O gênero tornava-se assim uma categorial literalmente útil de análise, para brincar com o título do texto clássico de Joan Scott, à medida que explorava os diversos marcadores sociais da diferença, pensando masculinidades e feminilidades de forma relacional e assimétrica, e implodindo a homogeneidade em cada um desses polos em função da raça/etnicidade, geração e sexualidade; embora as discussões de interseccionalidade e categorias de articulação ainda não me fossem tão familiares naqueles anos 90. Isso me levou à última parte da narrativa, em que discuto as imagens e representações de advogados, policiais, juristas, articulistas e literatos que representavam o contraponto da elite social, o discurso das normas que se pretendia hegemônico, civilizacional e legítimo.
A argumentação do trabalho formou-se, desse modo, ressaltando a ambiguidade, a diversidade de lugares assumidos pelos diferentes homens e mulheres em função de sua condição de classe, mas sem perder de vista a percepção disruptiva do popular e da cultura popular, que não os aprisiona a homogeneidade por sua condição social – dado que eles também se constroem a partir do
gênero, da cor e da sexualidade, além, é claro, das diferentes posições assumidas nos processos.
Ambiguidade sugerida também no título do trabalho.
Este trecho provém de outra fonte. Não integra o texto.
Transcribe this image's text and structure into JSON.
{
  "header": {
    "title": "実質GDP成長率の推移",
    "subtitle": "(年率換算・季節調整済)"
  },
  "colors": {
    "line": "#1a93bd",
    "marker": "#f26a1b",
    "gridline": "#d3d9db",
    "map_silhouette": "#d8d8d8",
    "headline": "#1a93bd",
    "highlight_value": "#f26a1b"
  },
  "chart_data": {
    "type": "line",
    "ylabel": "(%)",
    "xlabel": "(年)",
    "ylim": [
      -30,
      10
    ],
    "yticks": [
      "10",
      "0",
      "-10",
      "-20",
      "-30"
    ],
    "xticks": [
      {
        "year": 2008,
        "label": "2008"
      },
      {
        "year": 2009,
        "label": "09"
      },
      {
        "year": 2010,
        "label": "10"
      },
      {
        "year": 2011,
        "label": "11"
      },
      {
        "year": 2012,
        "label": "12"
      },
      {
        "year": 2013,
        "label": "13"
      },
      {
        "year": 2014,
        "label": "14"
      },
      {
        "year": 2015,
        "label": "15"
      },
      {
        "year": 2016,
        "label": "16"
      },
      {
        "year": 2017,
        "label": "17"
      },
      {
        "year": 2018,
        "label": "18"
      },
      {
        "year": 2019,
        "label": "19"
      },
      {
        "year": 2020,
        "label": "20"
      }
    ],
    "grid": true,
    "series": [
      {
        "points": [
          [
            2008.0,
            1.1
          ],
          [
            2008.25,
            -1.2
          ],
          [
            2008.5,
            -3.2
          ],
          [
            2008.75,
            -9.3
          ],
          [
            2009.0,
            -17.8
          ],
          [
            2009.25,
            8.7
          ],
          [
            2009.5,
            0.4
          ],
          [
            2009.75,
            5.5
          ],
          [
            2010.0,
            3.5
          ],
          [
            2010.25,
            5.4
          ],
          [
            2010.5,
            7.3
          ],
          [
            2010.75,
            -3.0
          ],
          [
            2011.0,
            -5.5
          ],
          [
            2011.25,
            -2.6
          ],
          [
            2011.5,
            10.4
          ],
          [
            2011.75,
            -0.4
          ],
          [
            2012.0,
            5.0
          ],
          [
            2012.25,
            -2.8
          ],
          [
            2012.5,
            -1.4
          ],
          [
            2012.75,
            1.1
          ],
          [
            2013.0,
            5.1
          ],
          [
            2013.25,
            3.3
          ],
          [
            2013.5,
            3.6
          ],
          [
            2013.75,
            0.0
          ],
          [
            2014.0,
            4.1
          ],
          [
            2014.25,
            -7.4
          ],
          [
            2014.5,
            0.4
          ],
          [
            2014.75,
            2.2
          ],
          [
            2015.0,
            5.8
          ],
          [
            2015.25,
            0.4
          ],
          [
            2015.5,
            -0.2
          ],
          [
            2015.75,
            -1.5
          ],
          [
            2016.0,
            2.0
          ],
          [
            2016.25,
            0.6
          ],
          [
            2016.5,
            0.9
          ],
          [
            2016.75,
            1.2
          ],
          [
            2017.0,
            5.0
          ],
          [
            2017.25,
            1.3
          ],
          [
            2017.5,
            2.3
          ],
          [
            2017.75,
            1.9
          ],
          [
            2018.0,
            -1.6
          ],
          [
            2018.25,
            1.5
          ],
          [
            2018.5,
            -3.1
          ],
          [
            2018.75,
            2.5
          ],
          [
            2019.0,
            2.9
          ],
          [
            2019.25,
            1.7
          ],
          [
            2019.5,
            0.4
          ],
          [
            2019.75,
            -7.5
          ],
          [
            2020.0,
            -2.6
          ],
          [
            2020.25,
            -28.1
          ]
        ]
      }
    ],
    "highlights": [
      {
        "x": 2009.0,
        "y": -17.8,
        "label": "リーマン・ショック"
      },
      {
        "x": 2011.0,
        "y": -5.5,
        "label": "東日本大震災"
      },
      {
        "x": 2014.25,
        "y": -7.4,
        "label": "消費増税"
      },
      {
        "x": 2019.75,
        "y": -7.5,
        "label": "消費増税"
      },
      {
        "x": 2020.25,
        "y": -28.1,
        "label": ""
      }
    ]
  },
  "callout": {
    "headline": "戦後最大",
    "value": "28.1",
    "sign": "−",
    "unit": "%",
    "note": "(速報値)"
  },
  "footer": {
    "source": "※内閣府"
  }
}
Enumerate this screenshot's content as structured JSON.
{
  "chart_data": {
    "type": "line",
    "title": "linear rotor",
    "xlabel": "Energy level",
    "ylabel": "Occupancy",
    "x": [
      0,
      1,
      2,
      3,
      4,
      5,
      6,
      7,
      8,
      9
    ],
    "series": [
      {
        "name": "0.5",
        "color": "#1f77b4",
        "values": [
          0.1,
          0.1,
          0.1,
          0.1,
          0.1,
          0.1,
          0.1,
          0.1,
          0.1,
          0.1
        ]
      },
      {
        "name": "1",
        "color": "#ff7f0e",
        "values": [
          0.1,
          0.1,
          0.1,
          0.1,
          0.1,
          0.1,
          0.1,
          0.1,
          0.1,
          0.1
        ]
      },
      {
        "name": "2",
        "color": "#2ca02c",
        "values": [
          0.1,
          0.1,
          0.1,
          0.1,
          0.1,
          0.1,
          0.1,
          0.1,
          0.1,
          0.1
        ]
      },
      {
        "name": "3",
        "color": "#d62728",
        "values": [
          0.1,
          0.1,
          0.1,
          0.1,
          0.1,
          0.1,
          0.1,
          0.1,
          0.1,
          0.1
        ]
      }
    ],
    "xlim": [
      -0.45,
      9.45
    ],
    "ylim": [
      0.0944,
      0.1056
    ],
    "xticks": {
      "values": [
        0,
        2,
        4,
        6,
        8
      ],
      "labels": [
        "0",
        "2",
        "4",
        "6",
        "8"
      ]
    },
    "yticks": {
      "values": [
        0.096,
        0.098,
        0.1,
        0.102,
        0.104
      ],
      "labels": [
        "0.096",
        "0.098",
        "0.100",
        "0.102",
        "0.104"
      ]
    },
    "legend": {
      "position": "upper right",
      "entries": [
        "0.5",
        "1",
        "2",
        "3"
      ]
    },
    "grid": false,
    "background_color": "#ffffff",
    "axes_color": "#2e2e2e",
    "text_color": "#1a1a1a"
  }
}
Adoráveis mulheres protagonistas de sua experiência, construindo seu cotidiano para além das normas prescritas, que cerceiam a sociabilidade no mundo público, da rua e do trabalho, que controlam seus corpos e suas relações amorosas e sexuais. Dissimuladas, pois, com habilidade e agência, (re)adequavam suas falas de acordo com o encaminhamento que queriam dar à investigação policial ou ao processo criminal. Ora, reforçando o fato de terem sido enganadas, defloradas sob declaração de amor e casamento, ora afirmando que mantiveram relação sexual por livre e espontânea vontade, para que, desse modo, o réu, outrora namorado, não fosse preso.
As falas dessas mulheres estavam marcadas e dialogavam com a hierarquia e opressão dos preceitos de passividade, docilidade e controle do corpo, dos desejos e dos amores femininos e masculinos. Preceitos elaborados e legitimados pelas mais distintas instituições que, aqui, podem ser lidos a partir do discurso jurídico, policial, médico, jornalístico e familiar. As experiências dessas mulheres estavam pontuadas e limitadas pela violência física e simbólica. Mas, nesse jogo de assimetria de gênero em que todas nós vivemos, elas foram empurrando os limites, esgarçando os relacionamentos, questionando práticas e representações sobre a imagem feminina. Essas histórias são delas, mas também são de todas nós que temos que cotidianamente esgarçar limites, romper imagens consolidadas de moral e pudicidade.